La situation est bien connue et le silence règne sur ce genre de pollution que des armateurs de pétroliers reconnaissent comme faisant partie intégrante de l’opération.  Même lorsque identifiée ou rapportée par un capitaine de navire, les autorités régionales n’en tiennent pas compte et ne comptabilisent nulle part ce genre d’incidents.  Voilà donc une autre cause de pollution de l'eau en continu.

Vue par satellite d'un pétrolier et les traces de pollution provenant d'un déversement

 

Le 25 janvier 2018, une marée noire de pétrole s’était incrustée sur les plages de Aqqah à Fujairah un haut lieu de tourisme nautique en Émirats arabes unis

Les images satellites ont été fournies par Tanker Trackers”, un site internet indépendant qui détecte, identifie et suit les panaches de pollution pétrolifères sur la mer.  

Samir Madani, le fondateur du site internet « Tanker Trackers » soupçonne que le déversement s’est produit lors d’un transbordement de pétrole de navire à navire.

Ces transbordements sont devenus nécessaires à cause du manque de profondeur du chenail dans certaines parties des golfes d’Oman et Persique.  Alors des petits pétroliers vont à la rencontre d’immenses pétroliers qui transportent du pétrole brut et qui ont besoin d’au moins 22 mètres de profondeur pour circuler, ce qui est impossible dans les golfes de cette région.

Durant ce genre d’opération il faut considérer que le pétrolier géant est beaucoup plus haut que les petits transporteurs et cette différence peut mener, dans une mer agitée, au déversement de pétrole durant l’opération de transbordement.

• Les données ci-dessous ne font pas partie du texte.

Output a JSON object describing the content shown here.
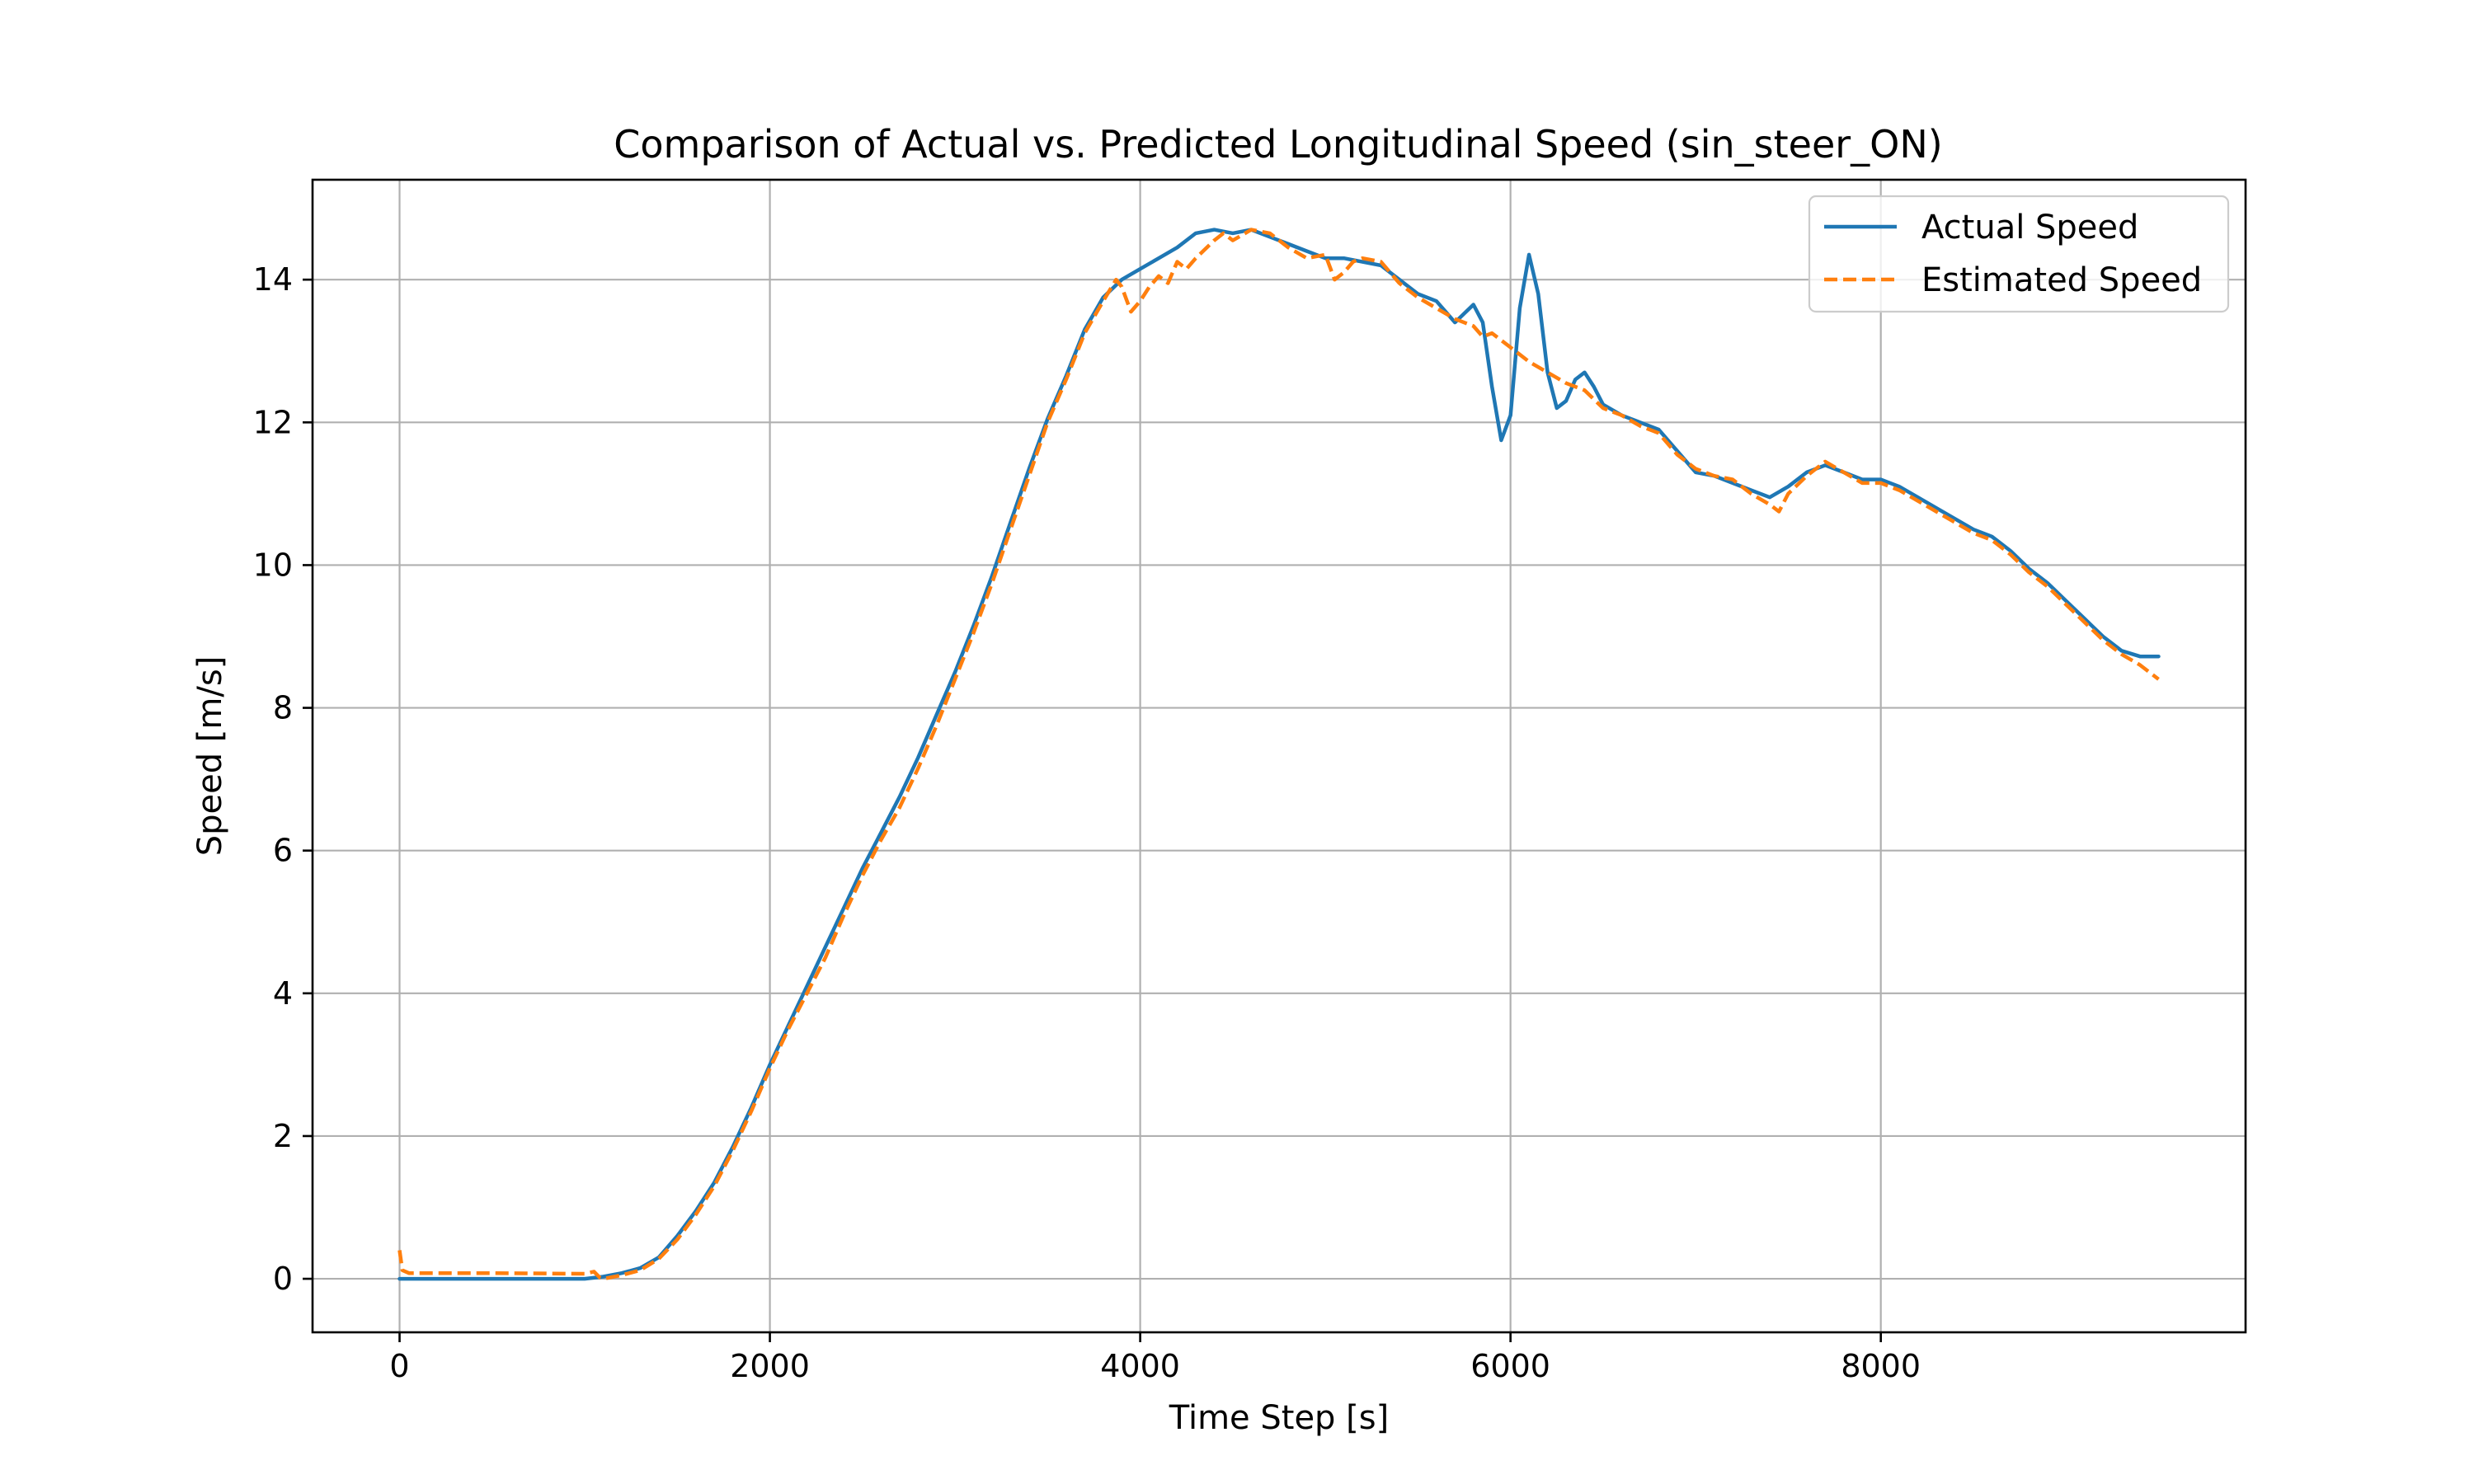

Par exemple, le 11 janvier 2018, « Tanker Traker » rapporte un autre déversement lors d’un transbordement de pétrole au large de Barash en Iraq.  Selon les photos dévoilées publiquement le panache de pollution s’étendait sur 11 kilomètres et se rapprochait dangereusement du Port de Basrah.  Le Ministère du pétrole d’Irak a reconnu la situation.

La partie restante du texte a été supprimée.